3D Convolutional Neural Network for Predicting Clinical Outcome from Coronary Computed Tomography Angiography in Patients with Suspected Coronary Artery Disease.
Authors
Affiliations (5)
Affiliations (5)
- Department of Cardiovascular Radiology and Nuclear Medicine,, TUM University Hospital, German Heart Center, Lazarettstrasse 36, Munich, 80636, Germany.
- Smart Robotics Lab, Department of Computer Engineering, Technical University of Munich, Munich, Germany.
- Diagnostic and Interventional Radiology, University Hospital Zurich, University of Zurich, Zurich, Switzerland.
- Department of Cardiovascular Radiology and Nuclear Medicine,, TUM University Hospital, German Heart Center, Lazarettstrasse 36, Munich, 80636, Germany. [email protected].

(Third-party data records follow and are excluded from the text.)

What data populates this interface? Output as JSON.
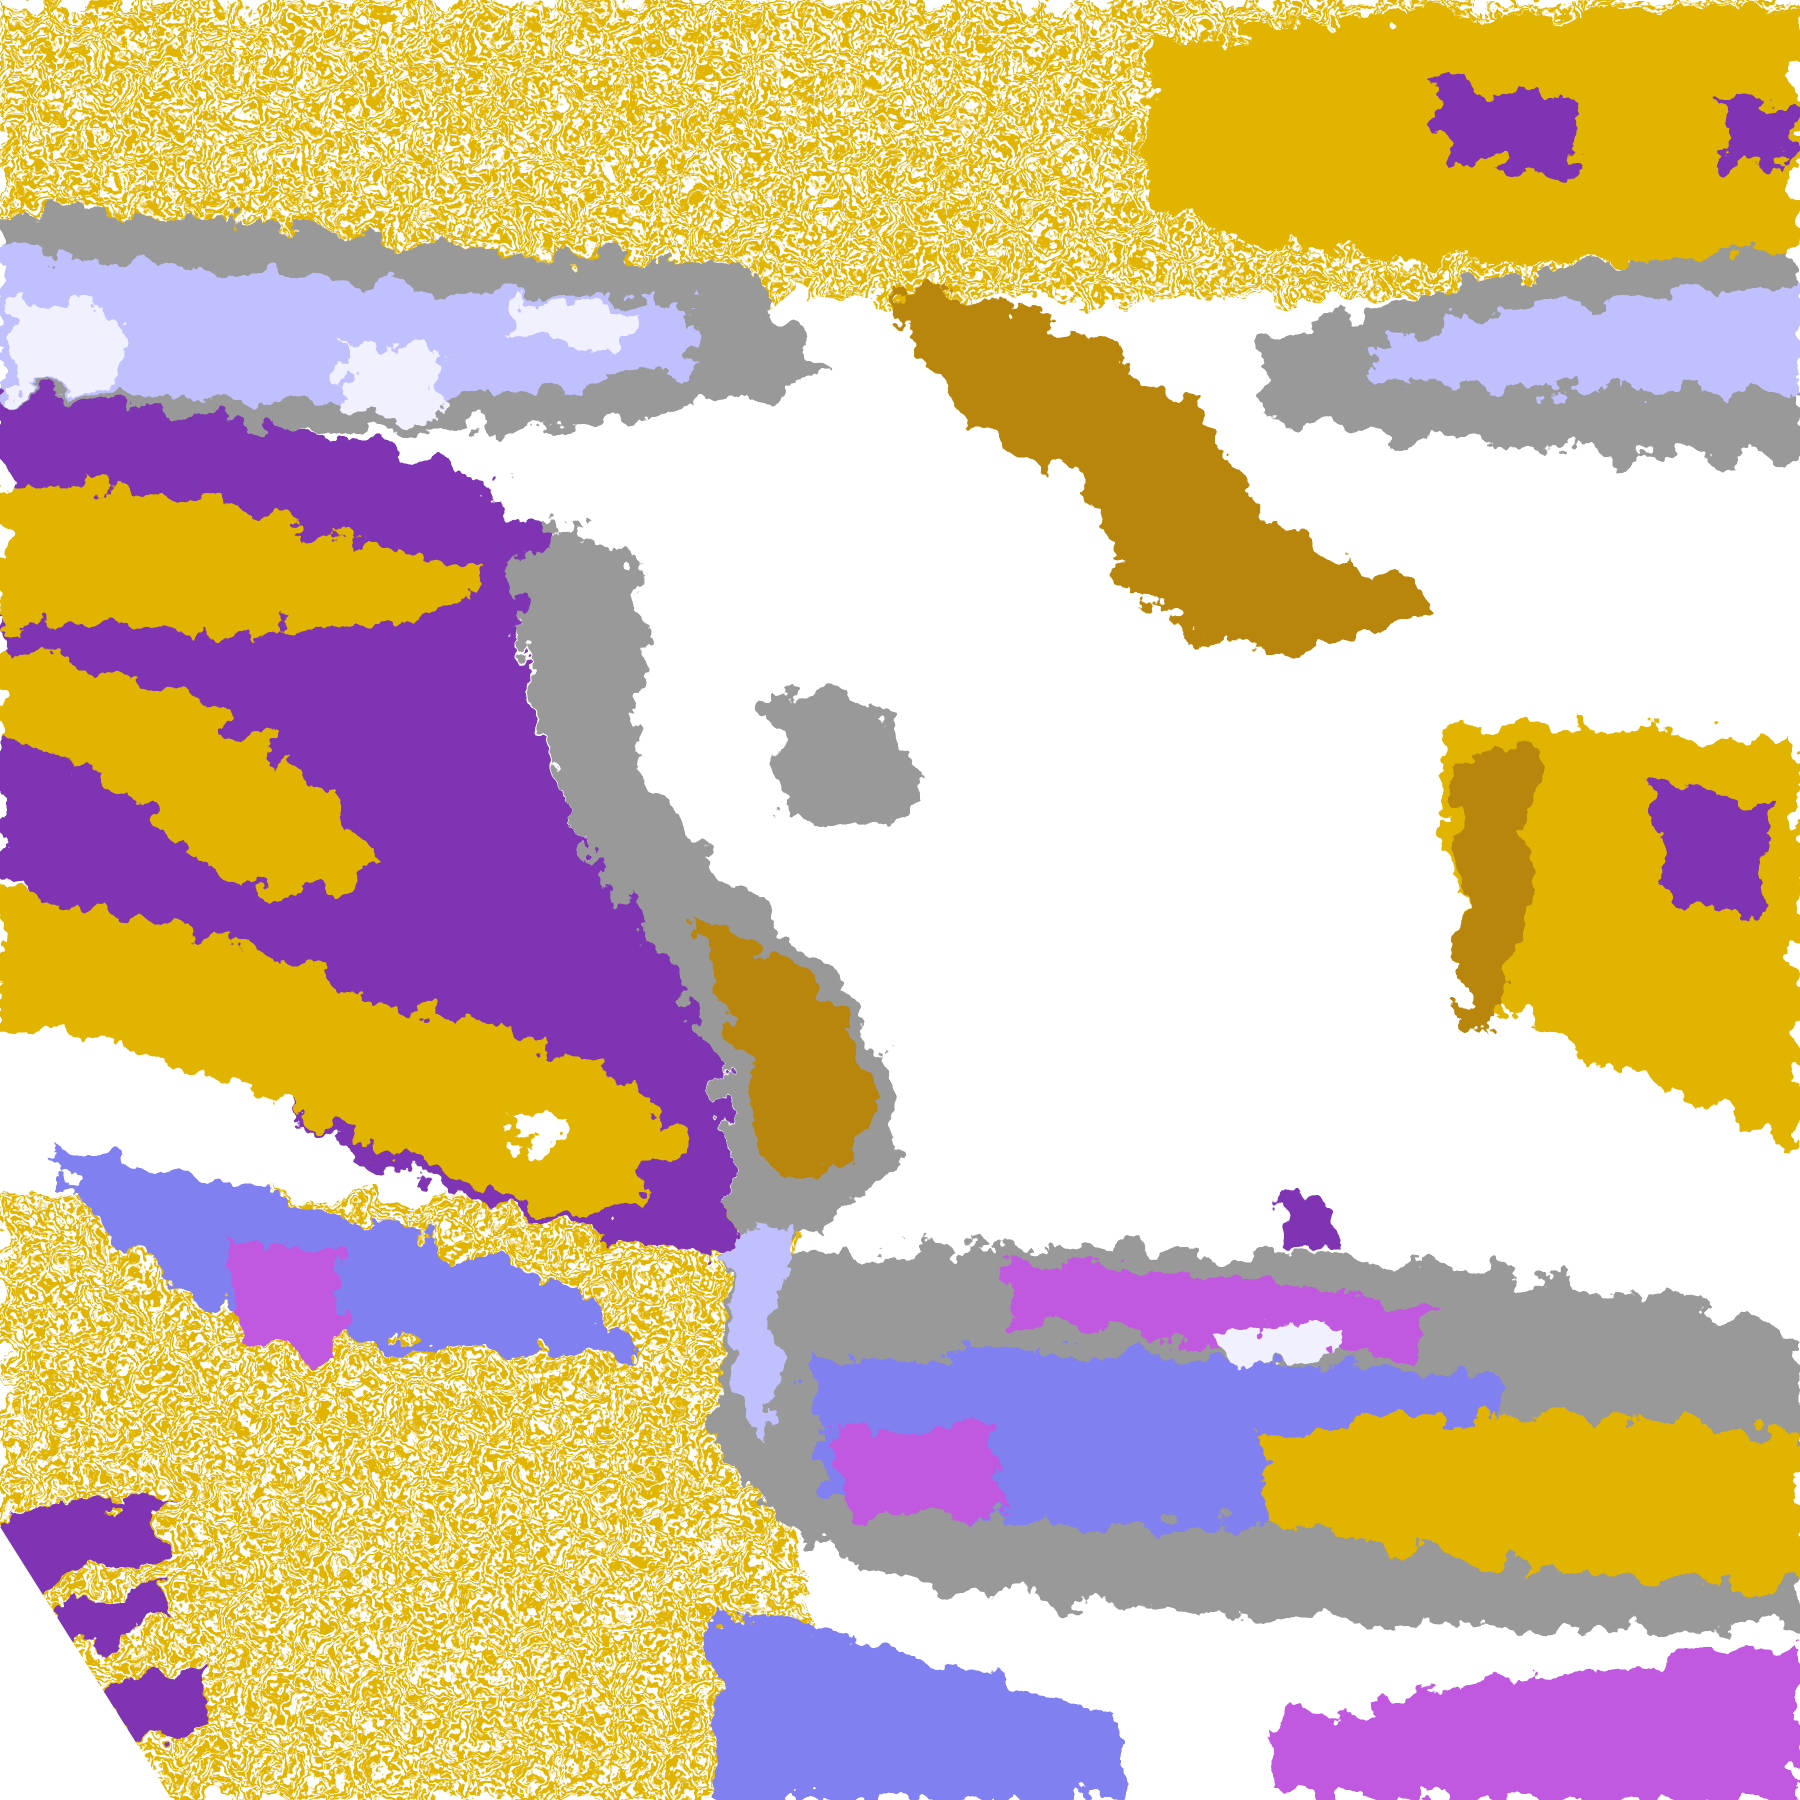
{
  "map": {
    "type": "satellite cloud-classification image",
    "background_color": "#ffffff",
    "palette": {
      "gold": "#e0b400",
      "dark_gold": "#b8860b",
      "purple": "#7f35b3",
      "magenta": "#c058e0",
      "periwinkle": "#8080f0",
      "lavender": "#c0c0ff",
      "pale_lavender": "#f0f0ff",
      "gray": "#999999"
    }
  }
}
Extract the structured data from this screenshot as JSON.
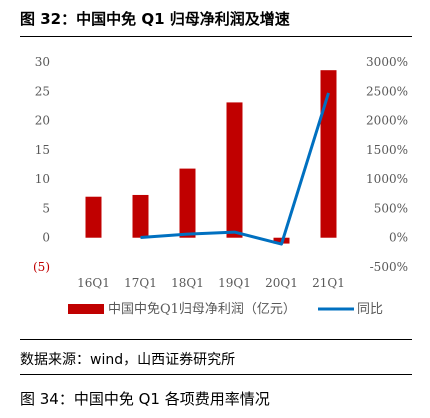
{
  "header": {
    "title": "图 32：中国中免 Q1 归母净利润及增速"
  },
  "footer": {
    "source": "数据来源：wind，山西证券研究所",
    "next_title": "图 34：中国中免 Q1 各项费用率情况"
  },
  "colors": {
    "bar": "#c00000",
    "line": "#0070c0",
    "axis_text": "#595959",
    "negative_text": "#c00000"
  },
  "chart_data": {
    "type": "bar",
    "categories": [
      "16Q1",
      "17Q1",
      "18Q1",
      "19Q1",
      "20Q1",
      "21Q1"
    ],
    "series": [
      {
        "name": "中国中免Q1归母净利润（亿元）",
        "type": "bar",
        "axis": "left",
        "values": [
          7.0,
          7.3,
          11.8,
          23.1,
          -1.0,
          28.6
        ]
      },
      {
        "name": "同比",
        "type": "line",
        "axis": "right",
        "values": [
          null,
          4,
          62,
          96,
          -108,
          2472
        ]
      }
    ],
    "y_left": {
      "ylim": [
        -5,
        30
      ],
      "ticks": [
        "(5)",
        "0",
        "5",
        "10",
        "15",
        "20",
        "25",
        "30"
      ]
    },
    "y_right": {
      "ylim": [
        -500,
        3000
      ],
      "ticks": [
        "-500%",
        "0%",
        "500%",
        "1000%",
        "1500%",
        "2000%",
        "2500%",
        "3000%"
      ]
    },
    "grid": false,
    "legend": {
      "placement": "bottom"
    }
  }
}
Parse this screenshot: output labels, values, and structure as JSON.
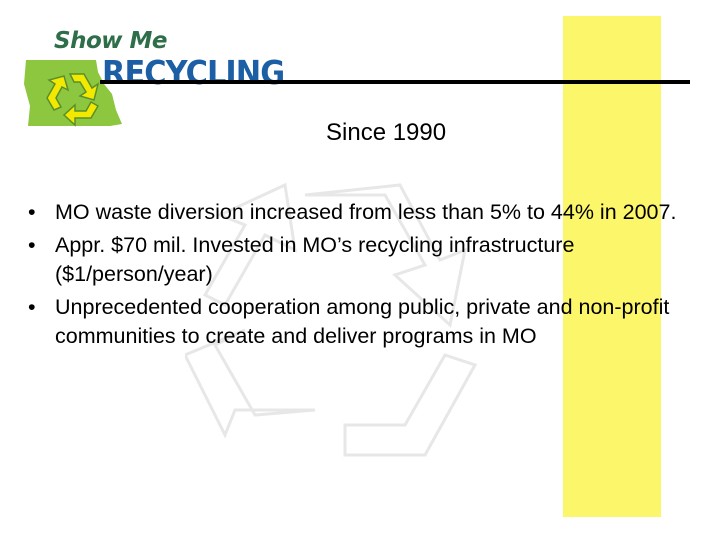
{
  "logo": {
    "line1": "Show Me",
    "line2": "RECYCLING",
    "colors": {
      "state": "#8dc63f",
      "symbol": "#f2e800",
      "line1": "#2e6e48",
      "line2": "#1d5fa4"
    }
  },
  "heading": "Since 1990",
  "bullets": [
    {
      "marker": "•",
      "text": "MO waste diversion increased from less than 5% to 44% in 2007."
    },
    {
      "marker": "•",
      "text": "Appr. $70 mil. Invested in MO’s recycling infrastructure ($1/person/year)"
    },
    {
      "marker": "•",
      "text": "Unprecedented cooperation among public, private and non-profit communities to create and deliver programs in MO"
    }
  ],
  "colors": {
    "accent_band": "#fbf66a",
    "rule": "#000000",
    "text": "#000000"
  },
  "icons": {
    "logo_symbol": "recycle-icon",
    "watermark": "recycle-icon"
  }
}
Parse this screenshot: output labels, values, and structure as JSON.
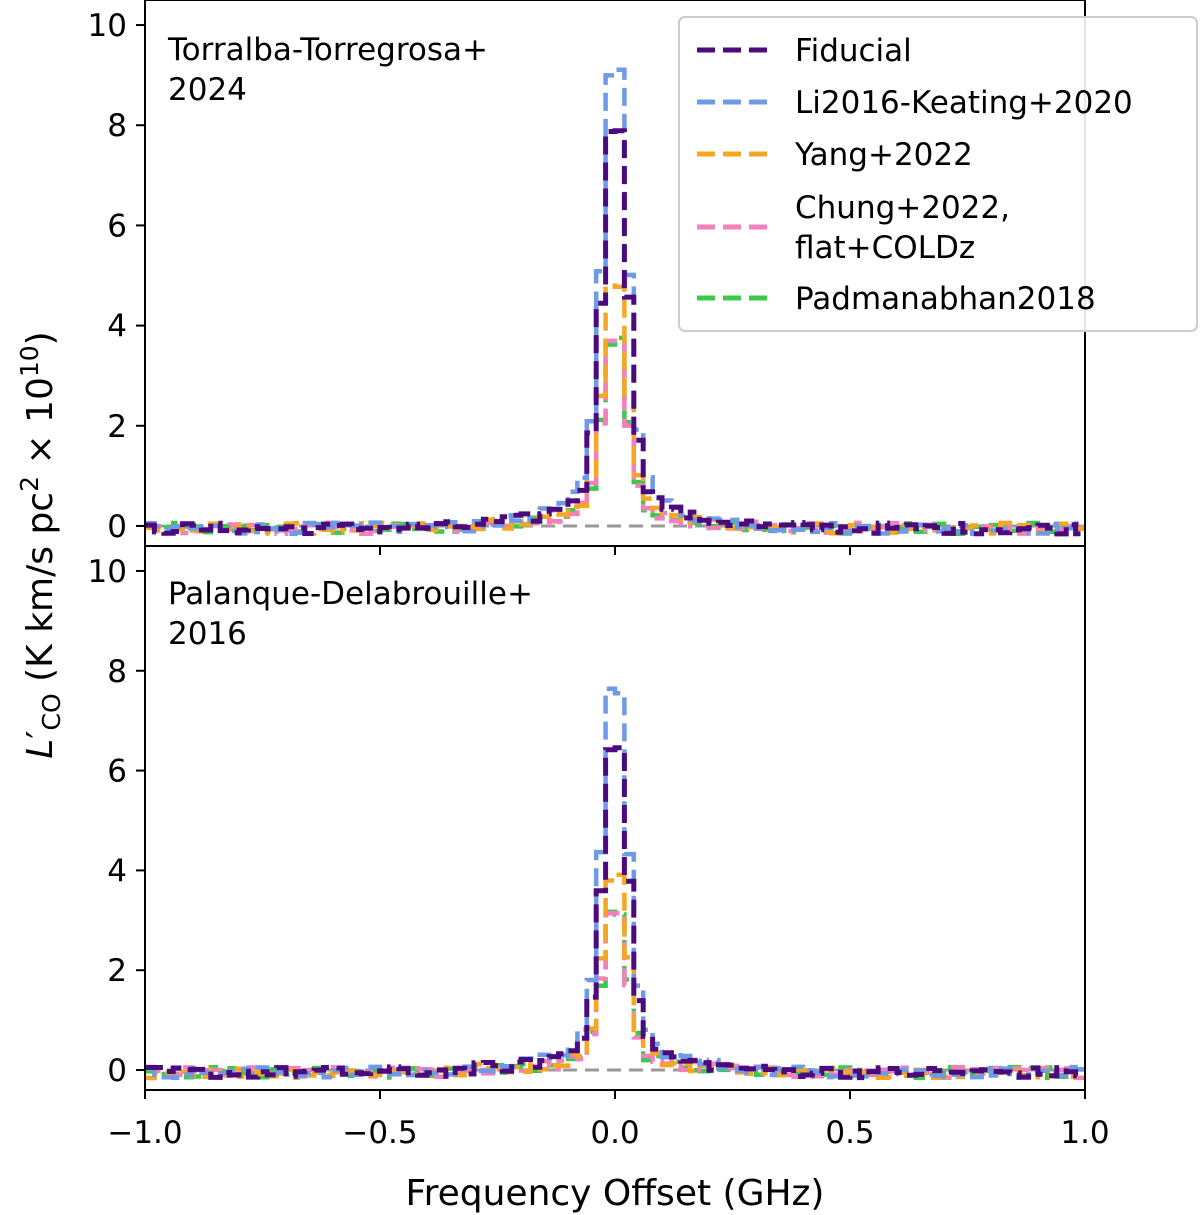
{
  "chart_data": {
    "type": "line",
    "xlabel": "Frequency Offset (GHz)",
    "ylabel_parts": {
      "L": "L",
      "prime": "′",
      "sub": "CO",
      "rest": " (K km/s pc",
      "sq": "2",
      "times": " × 10",
      "exp": "10",
      "close": ")"
    },
    "xlim": [
      -1.0,
      1.0
    ],
    "xticks": [
      "−1.0",
      "−0.5",
      "0.0",
      "0.5",
      "1.0"
    ],
    "yticks": [
      "0",
      "2",
      "4",
      "6",
      "8",
      "10"
    ],
    "colors": {
      "Fiducial": "#4b0a7d",
      "Li2016-Keating+2020": "#6e9ae6",
      "Yang+2022": "#f5a623",
      "Chung+2022, flat+COLDz": "#f47fbd",
      "Padmanabhan2018": "#3cc84a",
      "zero": "#999999"
    },
    "legend": {
      "placement": "upper-right",
      "entries": [
        {
          "series": "Fiducial",
          "lines": [
            "Fiducial"
          ]
        },
        {
          "series": "Li2016-Keating+2020",
          "lines": [
            "Li2016-Keating+2020"
          ]
        },
        {
          "series": "Yang+2022",
          "lines": [
            "Yang+2022"
          ]
        },
        {
          "series": "Chung+2022, flat+COLDz",
          "lines": [
            "Chung+2022,",
            "flat+COLDz"
          ]
        },
        {
          "series": "Padmanabhan2018",
          "lines": [
            "Padmanabhan2018"
          ]
        }
      ]
    },
    "panels": [
      {
        "annotation": [
          "Torralba-Torregrosa+",
          "2024"
        ],
        "ylim": [
          -0.4,
          10.5
        ],
        "peaks": {
          "Fiducial": 8.8,
          "Li2016-Keating+2020": 10.0,
          "Yang+2022": 5.2,
          "Chung+2022, flat+COLDz": 4.0,
          "Padmanabhan2018": 4.1
        }
      },
      {
        "annotation": [
          "Palanque-Delabrouille+",
          "2016"
        ],
        "ylim": [
          -0.4,
          10.5
        ],
        "peaks": {
          "Fiducial": 7.2,
          "Li2016-Keating+2020": 8.4,
          "Yang+2022": 4.3,
          "Chung+2022, flat+COLDz": 3.4,
          "Padmanabhan2018": 3.4
        }
      }
    ]
  }
}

- School of Medicine and Health, Technical University of Munich, Munich, Germany. [email protected].
Abstract
This study aims to develop and assess an optimized three-dimensional convolutional neural network model (3D CNN) for predicting major cardiac events from coronary computed tomography angiography (CCTA) images in patients with suspected coronary artery disease. Patients undergoing CCTA with suspected coronary artery disease (CAD) were retrospectively included in this single-center study and split into training and test sets. The endpoint was defined as a composite of all-cause death, myocardial infarction, unstable angina, or revascularization events. Cardiovascular risk assessment relied on Morise score and the extent of CAD (eoCAD). An optimized 3D CNN mimicking the DenseNet architecture was trained on CCTA images to predict the clinical endpoints. The data was unannotated for presence of coronary plaque. A total of 5562 patients were assigned to the training group (66.4% male, median age 61.1 ± 11.2); 714 to the test group (69.3% male, 61.5 ± 11.4). Over a 7.2-year follow-up, the composite endpoint occurred in 760 training group and 83 test group patients. In the test cohort, the CNN achieved an AUC of 0.872 ± 0.020 for predicting the composite endpoint. The predictive performance improved in a stepwise manner: from an AUC of 0.652 ± 0.031 while using Morise score alone to 0.901 ± 0.016 when adding eoCAD and finally to 0.920 ± 0.015 when combining Morise score, eoCAD, and CNN (p < 0.001 and p = 0.012, respectively). Deep learning-based analysis of CCTA images improves prognostic risk stratification when combined with clinical and imaging risk factors in patients with suspected CAD.